According to the documentation every environment must have an associated action and observation space. In the case of actions, these are all the valid actions an agent can take and they will have some kind of effect on the environment. In the case of Lunar Lander an action is a combination of two real values in $[-1,1]$. First is the main engine throttle, where -1 is off and $[0,1]$ corresponds to 50% through 100% throttle -- apparently the engine only works above 50%. Second is the lateral engine throttle, with $[-1,-0.5]$ firing the left engine, $[0.5,1]$ firing the right engine, and the remainder indicating no engine should be fired.

In the discrete formulation we loose these continuous values and instead are restricted to four states. Main engine fire at full throttle, left eninge fire, right engine fire, and no engine fire.
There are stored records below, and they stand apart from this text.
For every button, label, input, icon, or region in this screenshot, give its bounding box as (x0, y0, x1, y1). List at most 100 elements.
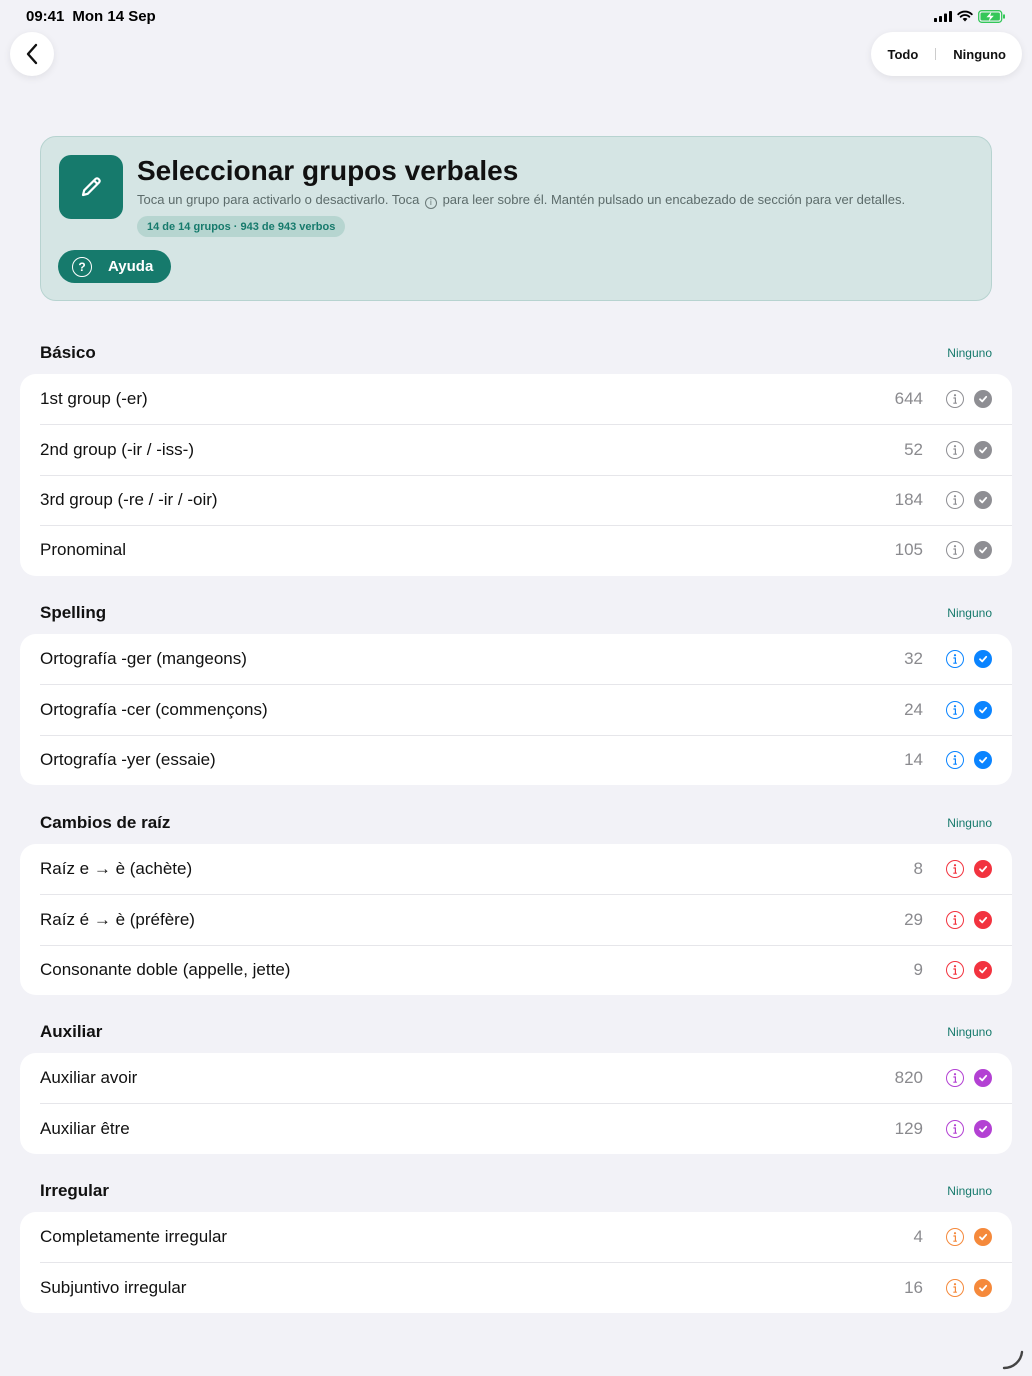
checkmark-circle-icon[interactable] (974, 541, 992, 560)
verb-count: 4 (913, 1227, 923, 1247)
verb-count: 16 (904, 1277, 923, 1297)
verb-count: 29 (904, 909, 923, 929)
checkmark-circle-icon[interactable] (974, 650, 992, 669)
status-icons (934, 9, 1006, 23)
verb-group-label: Pronominal (40, 540, 126, 560)
section-header[interactable]: Básico Ninguno (40, 341, 992, 365)
checkmark-circle-icon[interactable] (974, 860, 992, 879)
verb-count: 52 (904, 439, 923, 459)
verb-group-row[interactable]: 2nd group (-ir / -iss-) 52 (20, 424, 1012, 474)
wifi-icon (957, 10, 973, 22)
section-header[interactable]: Cambios de raíz Ninguno (40, 811, 992, 835)
help-button[interactable]: ? Ayuda (58, 250, 172, 283)
verb-count: 644 (894, 389, 923, 409)
checkmark-circle-icon[interactable] (974, 1119, 992, 1138)
page-subtitle: Toca un grupo para activarlo o desactiva… (137, 192, 905, 209)
info-icon[interactable] (946, 750, 964, 769)
checkmark-circle-icon[interactable] (974, 750, 992, 769)
verb-group-row[interactable]: 1st group (-er) 644 (20, 374, 1012, 424)
verb-group-row[interactable]: 3rd group (-re / -ir / -oir) 184 (20, 474, 1012, 525)
verb-group-label: Completamente irregular (40, 1227, 228, 1247)
verb-group-row[interactable]: Completamente irregular 4 (20, 1212, 1012, 1262)
verb-group-label: Ortografía -yer (essaie) (40, 749, 216, 769)
section-title: Spelling (40, 603, 107, 622)
checkmark-circle-icon[interactable] (974, 440, 992, 459)
verb-group-label: Ortografía -cer (commençons) (40, 699, 268, 719)
info-icon[interactable] (946, 1228, 964, 1247)
info-icon[interactable] (946, 440, 964, 459)
checkmark-circle-icon[interactable] (974, 490, 992, 509)
verb-group-label: 3rd group (-re / -ir / -oir) (40, 489, 218, 509)
section-card: Ortografía -ger (mangeons) 32 Ortografía -… (20, 634, 1012, 786)
verb-group-row[interactable]: Auxiliar être 129 (20, 1103, 1012, 1153)
verb-count: 820 (894, 1068, 923, 1088)
selection-summary-badge: 14 de 14 grupos · 943 de 943 verbos (137, 216, 346, 237)
status-bar: 09:41 Mon 14 Sep (0, 0, 1032, 32)
verb-group-row[interactable]: Pronominal 105 (20, 525, 1012, 575)
verb-group-row[interactable]: Auxiliar avoir 820 (20, 1053, 1012, 1103)
verb-group-label: Raíz e → è (achète) (40, 859, 193, 879)
back-button[interactable] (10, 32, 54, 76)
info-icon[interactable] (946, 960, 964, 979)
verb-group-label: Consonante doble (appelle, jette) (40, 959, 291, 979)
info-icon[interactable] (946, 390, 964, 409)
checkmark-circle-icon[interactable] (974, 1228, 992, 1247)
info-icon[interactable] (946, 910, 964, 929)
section-header[interactable]: Irregular Ninguno (40, 1179, 992, 1203)
verb-count: 8 (913, 859, 923, 879)
verb-group-row[interactable]: Ortografía -ger (mangeons) 32 (20, 634, 1012, 684)
select-none-button[interactable]: Ninguno (953, 47, 1006, 62)
verb-group-label: Raíz é → è (préfère) (40, 909, 195, 929)
verb-count: 184 (894, 489, 923, 509)
verb-group-row[interactable]: Raíz é → è (préfère) 29 (20, 894, 1012, 944)
chevron-left-icon (26, 43, 38, 65)
battery-charging-icon (978, 9, 1005, 23)
checkmark-circle-icon[interactable] (974, 390, 992, 409)
info-inline-icon: i (424, 196, 437, 209)
info-icon[interactable] (946, 1069, 964, 1088)
checkmark-circle-icon[interactable] (974, 1069, 992, 1088)
section-select-none-button[interactable]: Ninguno (947, 1184, 992, 1198)
verb-group-row[interactable]: Ortografía -cer (commençons) 24 (20, 684, 1012, 734)
verb-count: 24 (904, 699, 923, 719)
section-card: 1st group (-er) 644 2nd group (-ir / -iss-… (20, 374, 1012, 576)
info-icon[interactable] (946, 490, 964, 509)
info-icon[interactable] (946, 650, 964, 669)
verb-count: 32 (904, 649, 923, 669)
info-icon[interactable] (946, 1278, 964, 1297)
section-title: Básico (40, 343, 96, 362)
verb-count: 129 (894, 1118, 923, 1138)
verb-group-row[interactable]: Raíz e → è (achète) 8 (20, 844, 1012, 894)
verb-group-label: 2nd group (-ir / -iss-) (40, 439, 194, 459)
section-header[interactable]: Spelling Ninguno (40, 601, 992, 625)
checkmark-circle-icon[interactable] (974, 960, 992, 979)
section-title: Cambios de raíz (40, 813, 171, 832)
section-select-none-button[interactable]: Ninguno (947, 346, 992, 360)
info-icon[interactable] (946, 700, 964, 719)
verb-group-row[interactable]: Consonante doble (appelle, jette) 9 (20, 944, 1012, 995)
section-card: Auxiliar avoir 820 Auxiliar être 129 (20, 1053, 1012, 1154)
section-select-none-button[interactable]: Ninguno (947, 816, 992, 830)
subtitle-text-start: Toca un grupo para activarlo o desactiva… (137, 192, 420, 207)
select-all-button[interactable]: Todo (887, 47, 918, 62)
verb-group-label: Auxiliar être (40, 1118, 130, 1138)
section-card: Completamente irregular 4 Subjuntivo irreg… (20, 1212, 1012, 1313)
verb-group-label: Auxiliar avoir (40, 1068, 138, 1088)
info-icon[interactable] (946, 541, 964, 560)
cellular-signal-icon (934, 10, 952, 22)
select-all-none-control: Todo Ninguno (871, 32, 1022, 76)
section-header[interactable]: Auxiliar Ninguno (40, 1020, 992, 1044)
checkmark-circle-icon[interactable] (974, 700, 992, 719)
checkmark-circle-icon[interactable] (974, 1278, 992, 1297)
verb-group-row[interactable]: Ortografía -yer (essaie) 14 (20, 734, 1012, 785)
checkmark-circle-icon[interactable] (974, 910, 992, 929)
section-select-none-button[interactable]: Ninguno (947, 606, 992, 620)
segment-divider (935, 48, 937, 60)
page-title: Seleccionar grupos verbales (137, 155, 519, 186)
section-select-none-button[interactable]: Ninguno (947, 1025, 992, 1039)
question-circle-icon: ? (72, 256, 92, 277)
corner-indicator-icon (1002, 1350, 1024, 1370)
info-icon[interactable] (946, 1119, 964, 1138)
verb-group-row[interactable]: Subjuntivo irregular 16 (20, 1262, 1012, 1312)
info-icon[interactable] (946, 860, 964, 879)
Lets validate what we have discussed above.

In [19]:
env = gym.make('LunarLanderContinuous-v2')
action = env.action_space.sample()
print(f'Random Action: {action}')

Random Action: [-0.89128834 -0.42673907]


It looks like the random action we have sampled does not fire any of the engines, so the lander will just continue its current trajectory. Lets try specifying a more interesting action that will have some effect on the environment over a few steps.

In [30]:
o = env.reset()
print(f'Initial observation: {o}\n')
action = np.array([1.0, -.7])
print(f'Action: {action}\n')

for i in range(20):
    o, _, _, _ = env.step(action)
    
print(f'Final Observation: {o}')
env.close()

Initial observation: [ 0.00773897  1.4076171   0.7838566  -0.14682311 -0.00896072 -0.17755531
  0.          0.        ]

Action: [ 1.  -0.7]

Final Observation: [0.16171427 1.4709758  0.6856318  0.31994307 0.1292875  0.40468216
 0.         0.        ]


The action we have taken over 20 steps is to fire the main engine at 100% and fire the left engine. We expect to see the x and y coordinates (first and second values in the array) increase, and this is exactly what happens. We can also see that the horizontal and vertical speeds (the next two values in the array) increase as further verification.

This pretty much sums up everything we need to know about gym, with more of the complicated tasks coming from modeling and training an agent.